D’autres sociétés françaises occupent des niches complémentaires. TYVA Énergie en Ardèche et Blue Solutions (groupe Bolloré) en Bretagne fabriquent des batteries pour des applications allant du médical à la mobilité urbaine. Ces entreprises travaillent souvent sur des volumes plus modestes mais avec une forte valeur ajoutée technologique.
France Batterie et la structuration de la filière face à la concurrence chinoise
En mars 2026, la filière a franchi une étape politique avec la création de France Batterie, destinée à porter la voix de l’industrie française au niveau européen. Ce lancement, sur le site même d’ACC à Billy-Berclau, traduit une prise de conscience : sans coordination, les acteurs français risquent d’être marginalisés.
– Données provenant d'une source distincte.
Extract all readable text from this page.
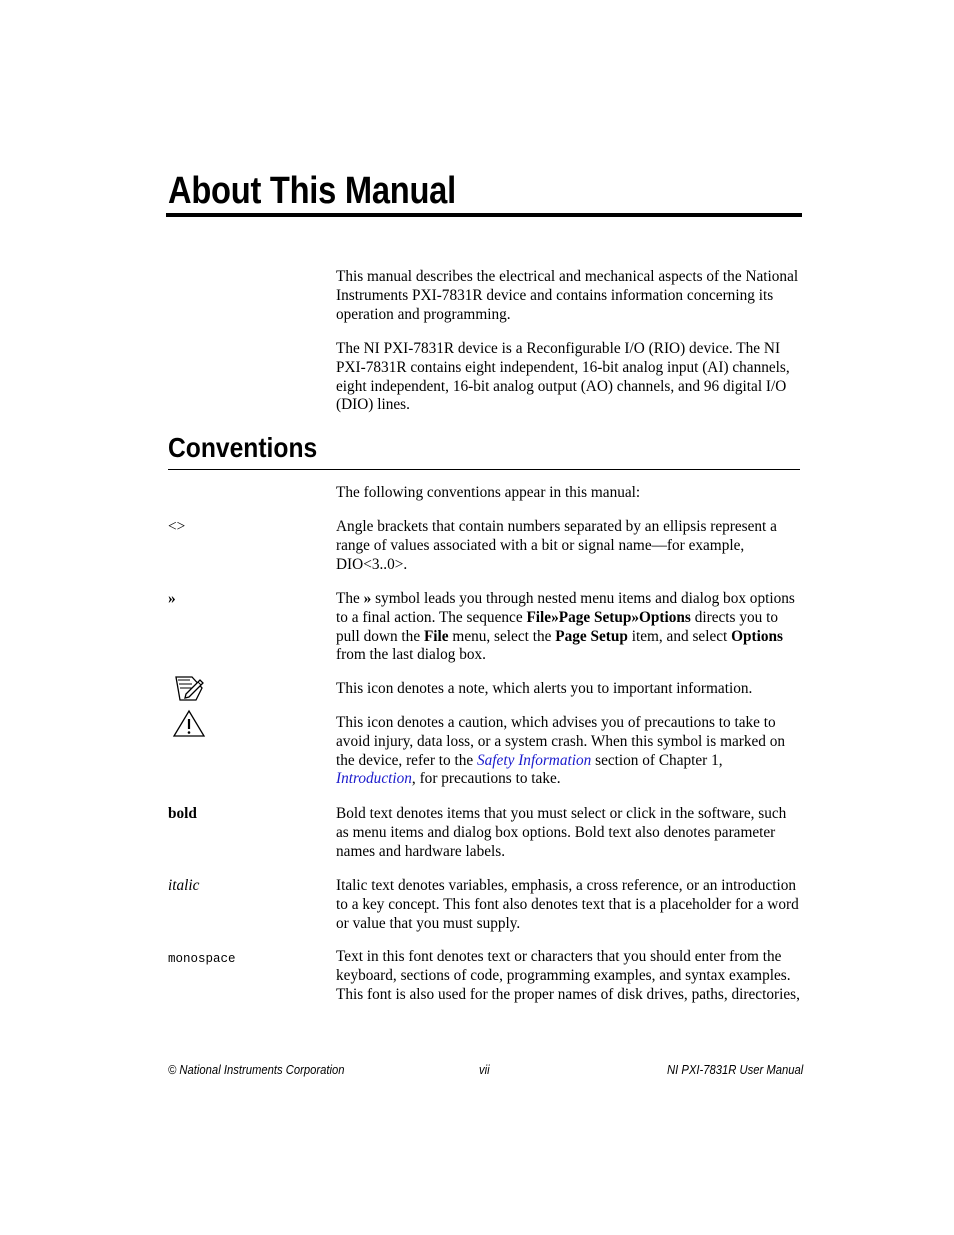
About This Manual

This manual describes the electrical and mechanical aspects of the National Instruments PXI-7831R device and contains information concerning its operation and programming.

The NI PXI-7831R device is a Reconfigurable I/O (RIO) device. The NI PXI-7831R contains eight independent, 16-bit analog input (AI) channels, eight independent, 16-bit analog output (AO) channels, and 96 digital I/O (DIO) lines.

Conventions

The following conventions appear in this manual:

<>	Angle brackets that contain numbers separated by an ellipsis represent a range of values associated with a bit or signal name—for example, DIO<3..0>.

»	The » symbol leads you through nested menu items and dialog box options to a final action. The sequence File»Page Setup»Options directs you to pull down the File menu, select the Page Setup item, and select Options from the last dialog box.

This icon denotes a note, which alerts you to important information.

This icon denotes a caution, which advises you of precautions to take to avoid injury, data loss, or a system crash. When this symbol is marked on the device, refer to the Safety Information section of Chapter 1, Introduction, for precautions to take.

bold	Bold text denotes items that you must select or click in the software, such as menu items and dialog box options. Bold text also denotes parameter names and hardware labels.

italic	Italic text denotes variables, emphasis, a cross reference, or an introduction to a key concept. This font also denotes text that is a placeholder for a word or value that you must supply.

monospace	Text in this font denotes text or characters that you should enter from the keyboard, sections of code, programming examples, and syntax examples. This font is also used for the proper names of disk drives, paths, directories,

© National Instruments Corporation	vii	NI PXI-7831R User Manual
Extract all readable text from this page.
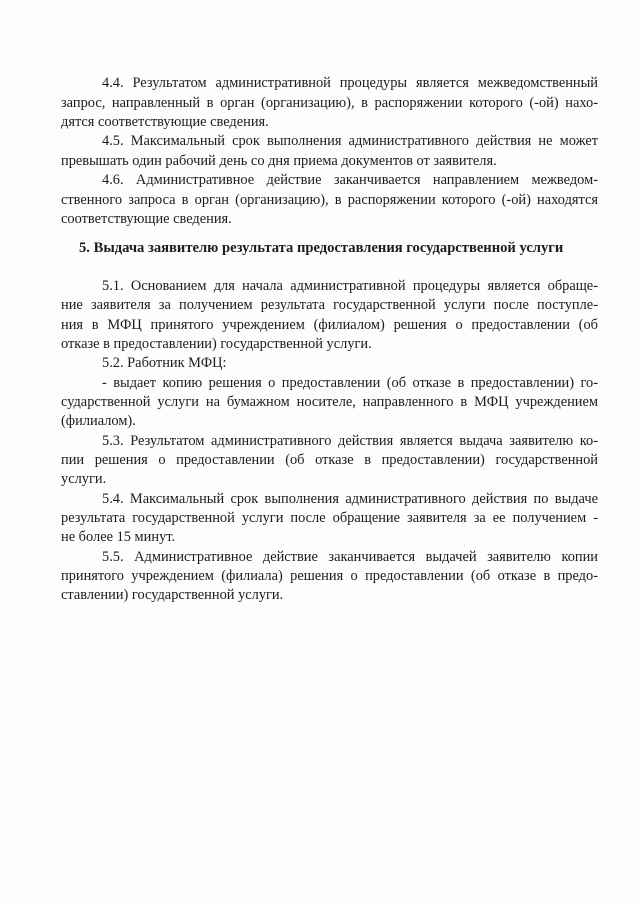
4.4. Результатом административной процедуры является межведомственный
запрос, направленный в орган (организацию), в распоряжении которого (-ой) нахо-
дятся соответствующие сведения.
4.5. Максимальный срок выполнения административного действия не может
превышать один рабочий день со дня приема документов от заявителя.
4.6. Административное действие заканчивается направлением межведом-
ственного запроса в орган (организацию), в распоряжении которого (-ой) находятся
соответствующие сведения.
5. Выдача заявителю результата предоставления государственной услуги
5.1. Основанием для начала административной процедуры является обраще-
ние заявителя за получением результата государственной услуги после поступле-
ния в МФЦ принятого учреждением (филиалом) решения о предоставлении (об
отказе в предоставлении) государственной услуги.
5.2. Работник МФЦ:
- выдает копию решения о предоставлении (об отказе в предоставлении) го-
сударственной услуги на бумажном носителе, направленного в МФЦ учреждением
(филиалом).
5.3. Результатом административного действия является выдача заявителю ко-
пии решения о предоставлении (об отказе в предоставлении) государственной
услуги.
5.4. Максимальный срок выполнения административного действия по выдаче
результата государственной услуги после обращение заявителя за ее получением -
не более 15 минут.
5.5. Административное действие заканчивается выдачей заявителю копии
принятого учреждением (филиала) решения о предоставлении (об отказе в предо-
ставлении) государственной услуги.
La pression chinoise s’intensifie. L’implantation d’Hithium en Navarre (Espagne), annoncée en 2026, illustre la stratégie des fabricants chinois de batteries stationnaires qui s’installent directement en Europe. Ce type de concurrence pousse les usines françaises à accélérer leur développement tout en réduisant leurs coûts de production.
Le défi dépasse la simple fabrication de cellules. La filière batterie française doit aussi sécuriser l’approvisionnement en lithium et autres matériaux critiques, développer le recyclage des batteries en fin de vie, et former suffisamment de techniciens pour faire tourner ces usines.
La France dispose aujourd’hui d’une concentration rare de projets industriels liés aux batteries, principalement dans les Hauts-de-France. La réussite de cette filière dépendra autant de la vitesse de montée en production que de la capacité à tenir face aux prix chinois. Les prochains mois d’ACC sous sa nouvelle direction donneront un premier indicateur concret.